My 4-year old son overheard the conversation and his response was, “Oh great,
now all the people need food and no one can get any.” Ok maybe he is a little extreme (like me?) seeing the apocalypse in every closed grocery store. Anyway not to be deterred we headed over to a smaller although still “Super” store. I mean “the people” needed food and we were gonna get it!
The shelves and aisles were as expected, pretty empty. I had to scrounge around for the potatoes I wanted and they were out of the bread we like best- not a huge deal. Still, the kids became restless, I became dissatisfied and annoyed. So finally and carefully I reassemble their hats, mittens, and coats. Then, I thoughtlessly push out into the parking lot.
Almost immediately, the cart tipped over. I could feel it but my 9 month pregnant body just isn’t as agile or strong as usual (despite what my guided relaxation tapes may tell me.) I was using my entire strength to make sure my son did not get trapped beneath this monstrosity, which was essentially in the middle of the road. My daughter’s hat had flown off and she was hanging parallel to the pavement slowly slipping from the metal seat in front. I thought about trying to reach out to grab her but the cart started to slide again.

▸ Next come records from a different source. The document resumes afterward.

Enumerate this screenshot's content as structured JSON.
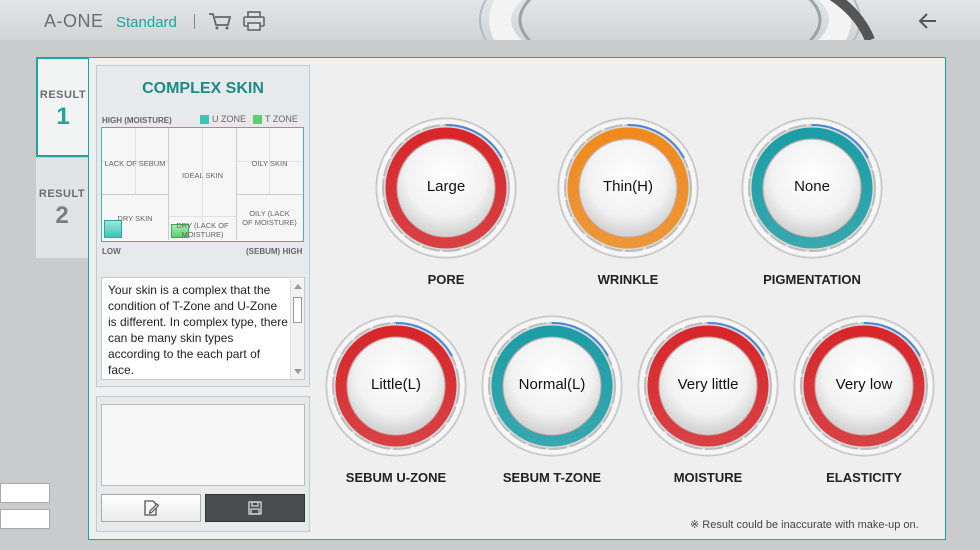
{
  "header": {
    "brand": "A-ONE",
    "brand_sub": "Standard",
    "icons": [
      "cart-icon",
      "print-icon",
      "back-arrow-icon"
    ]
  },
  "tabs": [
    {
      "label": "RESULT",
      "number": "1",
      "active": true
    },
    {
      "label": "RESULT",
      "number": "2",
      "active": false
    }
  ],
  "info": {
    "title": "COMPLEX SKIN",
    "legend_u": "U ZONE",
    "legend_t": "T ZONE",
    "axis_top": "HIGH (MOISTURE)",
    "axis_low": "LOW",
    "axis_right": "(SEBUM) HIGH",
    "cells": {
      "lack_of_sebum": "LACK OF SEBUM",
      "ideal_skin": "IDEAL  SKIN",
      "oily_skin": "OILY SKIN",
      "dry_skin": "DRY SKIN",
      "dry_lack_1": "DRY (LACK OF",
      "dry_lack_2": "MOISTURE)",
      "oily_lack_1": "OILY (LACK",
      "oily_lack_2": "OF MOISTURE)"
    },
    "description": "Your skin is a complex that the condition of T-Zone and U-Zone is different. In complex type, there can be many skin types according to the each part of face."
  },
  "colors": {
    "accent": "#1aa6a0",
    "red": "#d8262a",
    "orange": "#f08a1c",
    "teal": "#1b9ea6",
    "u_zone": "#3cc4b8",
    "t_zone": "#5ccf72"
  },
  "gauges": [
    {
      "name": "PORE",
      "value": "Large",
      "color": "red"
    },
    {
      "name": "WRINKLE",
      "value": "Thin(H)",
      "color": "orange"
    },
    {
      "name": "PIGMENTATION",
      "value": "None",
      "color": "teal"
    },
    {
      "name": "SEBUM U-ZONE",
      "value": "Little(L)",
      "color": "red"
    },
    {
      "name": "SEBUM T-ZONE",
      "value": "Normal(L)",
      "color": "teal"
    },
    {
      "name": "MOISTURE",
      "value": "Very little",
      "color": "red"
    },
    {
      "name": "ELASTICITY",
      "value": "Very low",
      "color": "red"
    }
  ],
  "disclaimer": "※ Result could be inaccurate with make-up on."
}
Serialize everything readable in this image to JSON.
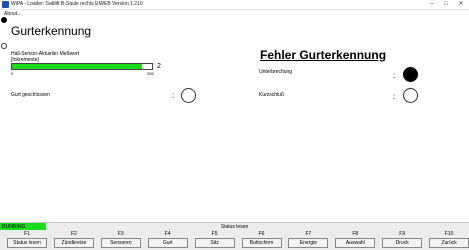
{
  "window": {
    "title": "WiPA - Loader: Sattlift B-Säule rechts EM/EB Version 1.210",
    "minimize_icon": "minimize-icon",
    "maximize_icon": "maximize-icon",
    "close_icon": "close-icon"
  },
  "menu": {
    "about": "About..."
  },
  "page": {
    "heading": "Gurterkennung",
    "sensor_label": "Hall-Sensor-Aktueller Meßwert",
    "unit_label": "[Inkremente]",
    "bar_min": "0",
    "bar_max": "255",
    "bar_value": "2",
    "bar_fill_fraction": 0.93,
    "belt_closed_label": "Gurt geschlossen",
    "colon": ":",
    "error_heading": "Fehler Gurterkennung",
    "interruption_label": "Unterbrechung",
    "short_circuit_label": "Kurzschluß",
    "belt_closed_state": "off",
    "interruption_state": "on",
    "short_circuit_state": "off"
  },
  "status": {
    "running": "RUNNING",
    "center": "Status lesen"
  },
  "fkeys": [
    {
      "key": "F1",
      "label": "Status lesen"
    },
    {
      "key": "F2",
      "label": "Zündkreise"
    },
    {
      "key": "F3",
      "label": "Sensoren"
    },
    {
      "key": "F4",
      "label": "Gurt"
    },
    {
      "key": "F5",
      "label": "Sitz"
    },
    {
      "key": "F6",
      "label": "Buttschirm"
    },
    {
      "key": "F7",
      "label": "Energie"
    },
    {
      "key": "F8",
      "label": "Auswahl"
    },
    {
      "key": "F9",
      "label": "Druck"
    },
    {
      "key": "F10",
      "label": "Zurück"
    }
  ],
  "colors": {
    "accent_green": "#1bdc1b",
    "indicator_on": "#000000",
    "indicator_off": "#ffffff"
  }
}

Then, something great happened. Strangers came to my rescue. This was SO not a typical New England response. I was shocked. One grabbed my daughter, another pulled my son out of harms way and someone else helped me right the cart. None of us spoke the same language, which on one hand I regretted because I wanted to thank them for saving me, but on the other hand was grateful for because I was afraid they would point out what a thoughtless move I had made. However, their faces were so kind- windblown and frozen- but kind.
And so, now that we are all warm and recovered, I still love snow. Maybe even a little more than before because it forces us to work together, to rely on each other.